(*) Maria Emília Rodrigues
Nos
anos 1970, os países capitalistas centrais atravessavam por uma crise econômica
que adquiriu contornos dramáticos na cidade de Nova York, porque somou-se a uma
crise fiscal local. Além disso, os Estados Unidos enfrentavam as perdas humanas
e financeiras da Guerra do Vietnã, e as utopias da década anterior pareciam
ter-se esvanecido. O desemprego, junto a cortes orçamentários em serviços
públicos essenciais, teve como consequência o aumento da pobreza, criminalidade
e abuso de drogas, atingindo principalmente os bairros habitados por populações
predominantemente negras e latinas.
Neste
contexto, os jovens buscavam na formação de gangues de rua pertencimento,
autoafirmação e um meio de garantir segurança pessoal e de suas comunidades. As
gangues promoviam crimes como roubos, assaltos, e também intensas rivalidades
entre si, não raro ocorrendo brigas e mortes violentas, resultando em uma
espécie de guerra civil não declarada. Elas dominavam várias regiões da cidade,
com algumas chegando a contar com milhares de membros.
No
documentário Rubble Kings,
de 2015, há relatos de como a situação era desoladora no Sul do Bronx. A região
sofreu os impactos de um projeto urbano mal sucedido que instalou uma via
expressa em meio às habitações, sem considerar as pessoas que ali viviam.

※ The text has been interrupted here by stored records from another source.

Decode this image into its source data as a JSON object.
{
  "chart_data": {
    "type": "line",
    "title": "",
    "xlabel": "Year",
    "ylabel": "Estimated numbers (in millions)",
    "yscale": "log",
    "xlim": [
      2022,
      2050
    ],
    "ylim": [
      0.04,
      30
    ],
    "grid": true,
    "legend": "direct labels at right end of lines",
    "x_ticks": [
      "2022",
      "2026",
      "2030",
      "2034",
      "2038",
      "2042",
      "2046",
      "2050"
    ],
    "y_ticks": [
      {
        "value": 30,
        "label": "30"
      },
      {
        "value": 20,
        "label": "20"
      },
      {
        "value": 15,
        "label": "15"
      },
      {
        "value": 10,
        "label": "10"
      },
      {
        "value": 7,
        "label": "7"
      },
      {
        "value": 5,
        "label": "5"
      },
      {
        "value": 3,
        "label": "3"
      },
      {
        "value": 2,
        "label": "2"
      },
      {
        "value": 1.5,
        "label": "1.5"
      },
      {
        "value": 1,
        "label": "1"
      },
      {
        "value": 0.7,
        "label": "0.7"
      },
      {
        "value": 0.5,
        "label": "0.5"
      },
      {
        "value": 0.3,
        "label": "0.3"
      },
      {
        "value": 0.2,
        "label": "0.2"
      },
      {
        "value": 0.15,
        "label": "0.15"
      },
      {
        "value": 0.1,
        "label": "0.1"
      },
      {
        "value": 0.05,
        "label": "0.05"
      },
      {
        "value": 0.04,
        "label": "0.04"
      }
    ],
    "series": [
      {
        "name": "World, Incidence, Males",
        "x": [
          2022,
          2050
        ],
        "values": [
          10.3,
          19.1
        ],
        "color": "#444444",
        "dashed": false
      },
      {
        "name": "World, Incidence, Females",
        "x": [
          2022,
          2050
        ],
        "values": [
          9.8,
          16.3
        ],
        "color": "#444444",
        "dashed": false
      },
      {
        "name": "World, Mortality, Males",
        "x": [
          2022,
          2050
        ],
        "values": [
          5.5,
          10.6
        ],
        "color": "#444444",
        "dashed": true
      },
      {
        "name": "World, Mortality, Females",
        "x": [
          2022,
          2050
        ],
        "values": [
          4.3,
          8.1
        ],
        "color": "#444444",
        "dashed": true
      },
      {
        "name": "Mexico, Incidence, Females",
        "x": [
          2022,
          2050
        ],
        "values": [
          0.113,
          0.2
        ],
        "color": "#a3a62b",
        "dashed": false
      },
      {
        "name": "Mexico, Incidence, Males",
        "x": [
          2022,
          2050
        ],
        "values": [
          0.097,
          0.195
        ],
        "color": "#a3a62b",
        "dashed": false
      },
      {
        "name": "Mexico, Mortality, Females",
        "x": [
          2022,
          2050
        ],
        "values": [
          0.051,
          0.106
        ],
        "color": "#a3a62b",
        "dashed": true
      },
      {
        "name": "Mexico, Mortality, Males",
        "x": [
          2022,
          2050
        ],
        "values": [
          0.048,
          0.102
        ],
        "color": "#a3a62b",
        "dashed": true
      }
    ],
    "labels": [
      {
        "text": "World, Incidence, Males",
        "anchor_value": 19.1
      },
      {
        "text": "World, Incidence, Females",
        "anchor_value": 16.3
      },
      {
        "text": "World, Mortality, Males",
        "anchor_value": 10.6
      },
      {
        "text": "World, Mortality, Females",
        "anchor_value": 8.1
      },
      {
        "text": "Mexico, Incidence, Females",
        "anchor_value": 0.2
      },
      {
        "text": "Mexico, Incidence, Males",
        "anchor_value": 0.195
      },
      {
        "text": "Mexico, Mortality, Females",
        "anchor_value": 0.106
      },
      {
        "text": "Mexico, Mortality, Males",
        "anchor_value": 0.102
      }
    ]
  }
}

Assim, muitos habitantes abandonaram o bairro, resultando em prédios vazios e
incêndios criminosos. Os moradores que restaram tiveram de conviver com a
escalada da violência e da pobreza, em um cenário que se assemelhava às imagens
de cidades europeias devastadas após a Segunda Guerra.
E
foi justamente nesse local que floresceu um dos movimentos culturais mais
expressivos das últimas décadas, o hip-hop.
O movimento surgiu a partir de acordos de paz firmados entre líderes de gangues
que perceberam que suas ações se dirigiam contra eles próprios, sua classe
social e etnia, e não ao combate àquela situação. Gangues até então rivais
passaram a promover festas e encontros em “território inimigo” como forma de
selar a paz e garantir a diversão em locais que não possuíam nenhum tipo de
lazer ou espaço cultural fornecidos pelo poder público.
Desta
forma, a rivalidade passou a ser expressa em desafios de dança e batalhas de
rima. E a “ocupação” do território pelo artista que conseguia deixar sua marca
através do grafite. A revolta foi canalizada em poesia e música (o rap) denunciando o racismo,
a violência policial, as desigualdades sociais e a marginalização da população
pobre. A própria Guerra do Vietnã foi alvo de crítica: parte dos movimentos da
dança break
representam metralhadoras, helicópteros, soldados sendo alvejados e os
veteranos que retornavam ao país mutilados.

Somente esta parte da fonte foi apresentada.